Durban — Imagine looking at plankton samples and finding DNA from a cattle species that has been extinct for 400 years.
Well, it happened to the South African Association for Marine Biological Research (Saambr) Oceanographic Research Institute (ORI) scientists.
Saambr’s Ann Kunz said the mythical aurochs, a giant wild cattle species and ancestor of modern domestic cattle, has been extinct for 400 years, with the last live aurochs recorded in Poland in 1627.
“So, imagine the surprise of scientists at ORI when DNA from an aurochs appeared in plankton samples collected at sea near Durban,” Kunz said.
She said the discovery offers a poignant glimpse into a distant past when these animals roamed wild.
But how could one explain their DNA's presence in coastal waters in 2024, Kunz asked.
Kunz said the first clue was the sighting of a cow carcass floating in coastal waters near Durban following recent storms and flooding from rivers.
The second was that modern domestic cattle (Bos taurus) had occasionally interbred with aurochs (Bos primigenius) in ancient times, leading to genetic similarities and the preservation of some inherited aurochs DNA in today’s cattle populations.
The third clue was that today’s environmental DNA sampling methods are so sensitive that they can identify any species based on tiny fragments of tissue drifting freely in the ocean. The method used to do this is called DNA metabarcoding, which links each species to a unique barcode which is made up of a specific sequence of DNA. These barcodes are all stored online on the Barcode of Life Database (BOLD; www.boldsystems.org) and GenBank, accessible to anybody.
“The explanation for the aurochs DNA in our plankton sample was therefore that it was inherited DNA in a cow that washed out to sea, where the carcass shed tiny tissue fragments that were incidentally collected in tow nets for zooplankton. Thus, while sequencing a tiny fragment of DNA from the entire genome of modern domestic cattle, genetic material inherited from the extinct aurochs was inadvertently identified,” Kunz explained.
“Though the aurochs no longer exist, traces of their DNA are present in the strangest of places.”

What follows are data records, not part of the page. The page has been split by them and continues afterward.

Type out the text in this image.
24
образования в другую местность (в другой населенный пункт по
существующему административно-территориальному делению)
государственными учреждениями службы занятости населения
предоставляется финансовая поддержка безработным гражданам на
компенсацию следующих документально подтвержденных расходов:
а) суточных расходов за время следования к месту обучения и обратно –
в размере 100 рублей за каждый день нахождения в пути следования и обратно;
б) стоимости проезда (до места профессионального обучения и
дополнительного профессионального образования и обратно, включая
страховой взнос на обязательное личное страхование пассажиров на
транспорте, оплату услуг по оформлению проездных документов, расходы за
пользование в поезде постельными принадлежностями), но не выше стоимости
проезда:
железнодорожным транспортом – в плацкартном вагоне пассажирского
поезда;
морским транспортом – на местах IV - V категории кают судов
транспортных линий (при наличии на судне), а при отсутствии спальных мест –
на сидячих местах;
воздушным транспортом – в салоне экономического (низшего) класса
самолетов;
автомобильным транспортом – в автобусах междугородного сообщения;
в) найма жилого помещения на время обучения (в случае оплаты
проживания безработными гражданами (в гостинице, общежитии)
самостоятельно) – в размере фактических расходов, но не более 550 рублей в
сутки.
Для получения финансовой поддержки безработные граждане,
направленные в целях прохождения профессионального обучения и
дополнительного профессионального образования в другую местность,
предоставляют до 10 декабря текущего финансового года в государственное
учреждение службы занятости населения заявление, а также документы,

According to a research article, Net type, tow duration and day/night sampling effects on the composition of marine zooplankton derived from metabarcoding by Ashrenee Govender, Sandi Willows-Munro, Sohana P. Singh, Johan C. Groeneveld, DNA metabarcoding provides a rapid and accurate method to record the species composition of mixed marine zooplankton samples. It allows for high-resolution detection in biodiversity censuses, the ability to identify all life stages to the species level, including eggs, larvae and juveniles and the detection of rare species in large mixed samples. In combination with traditional quantitative and morphological analysis of samples, metabarcoding offers a comprehensive tool to characterise zooplankton community structure and biomass.